Missing certain log entries (json from k8s using filebeat)

Elastic Observability Logs
1

I am a consumer of an elastic stack (filebeat, es, kibana) that gets structured json logs from a kubernetes cluster (writing to stdout). The stack is slef hosted by a group at my workplace and unfortunately it does not get the required attention (i.e disks fill up, rouge services spam the logs)

Some thing has happened in the last few days after an incident (where spamming indexes had to be deleted) and after that a set of log entries from my app have stopped appearing in Kibana. Upon inspection i can see that i can get those logs when i do kubectl logs. Other logs that come before in a transaction, from same pod/app/ingest method are working fine.

I have observed that one of the keys of the structured log has conflict in indexes (it appearss as text, keyword and object). Can it be that there is a conflict and a whole entry gets ignored.

I checked the type of the field and it is text, ignore_above: 1024 and the text i get in raw logs is never longer than 500. So that may not be an issue.

What could have changed?

I have been scratching my head over this for 10 days now. Any pointers would be greatly appreciated

2

Hi @geoaxis,

the type conflict you describe could indeed cause the ingestion to fail if Elasticsearch can't coerce the value into the corresponding field type determined by the mapping. That field type could either be determined explicitly and statically in an index template or dynamically when the first document with that field is indexed by Elasticsearch. In the latter case ES might incorrectly guess at the type. If a conflict happens ES should log it.

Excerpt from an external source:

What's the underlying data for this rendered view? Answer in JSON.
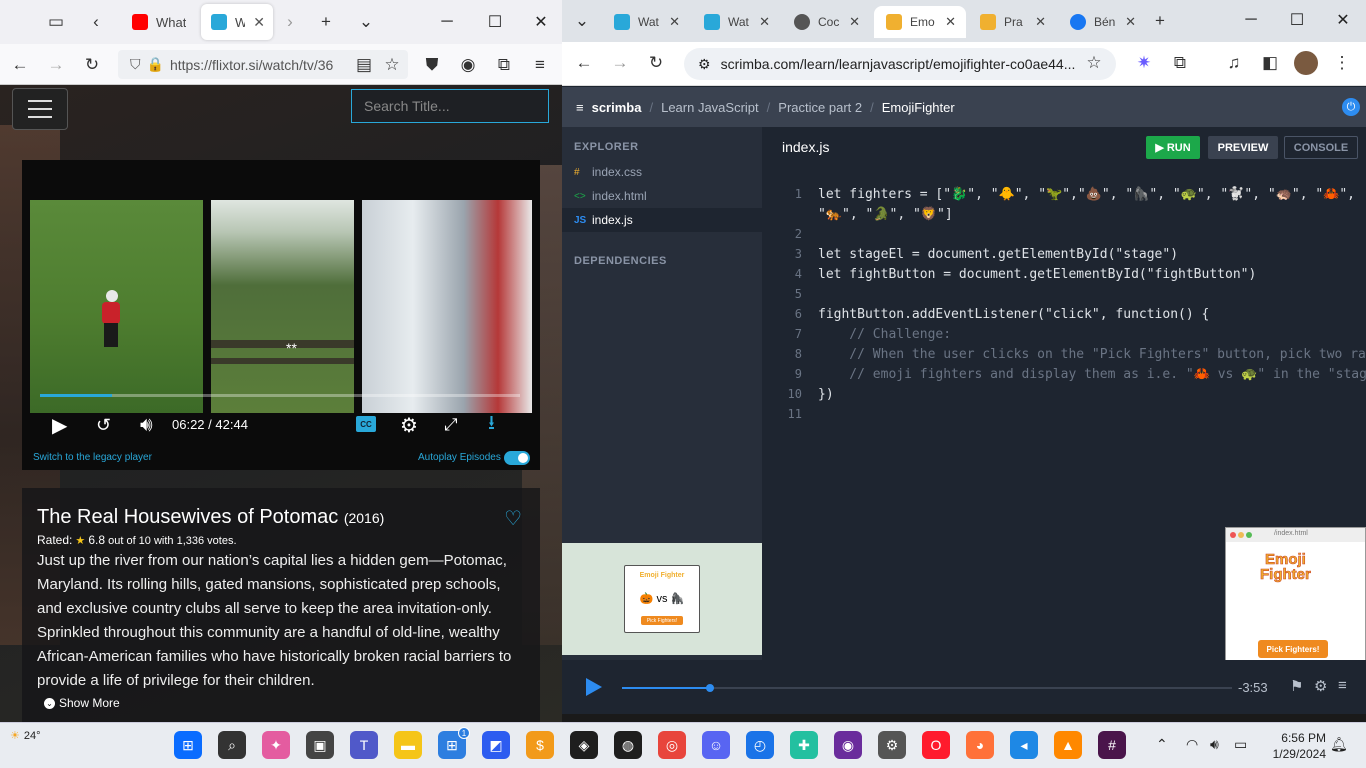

Could you check for such a ingestion failure? It might also be telling to see the index templates and mappings of the relevant indices and some example documents.

3

Thank you, it was indeed the problem. The type of the structured argument changed the index pattern. I took away the error argument and rest of log entry started showing up. I will now eliminate the offending sources (from my code) and wait for offending indexes to be deleted.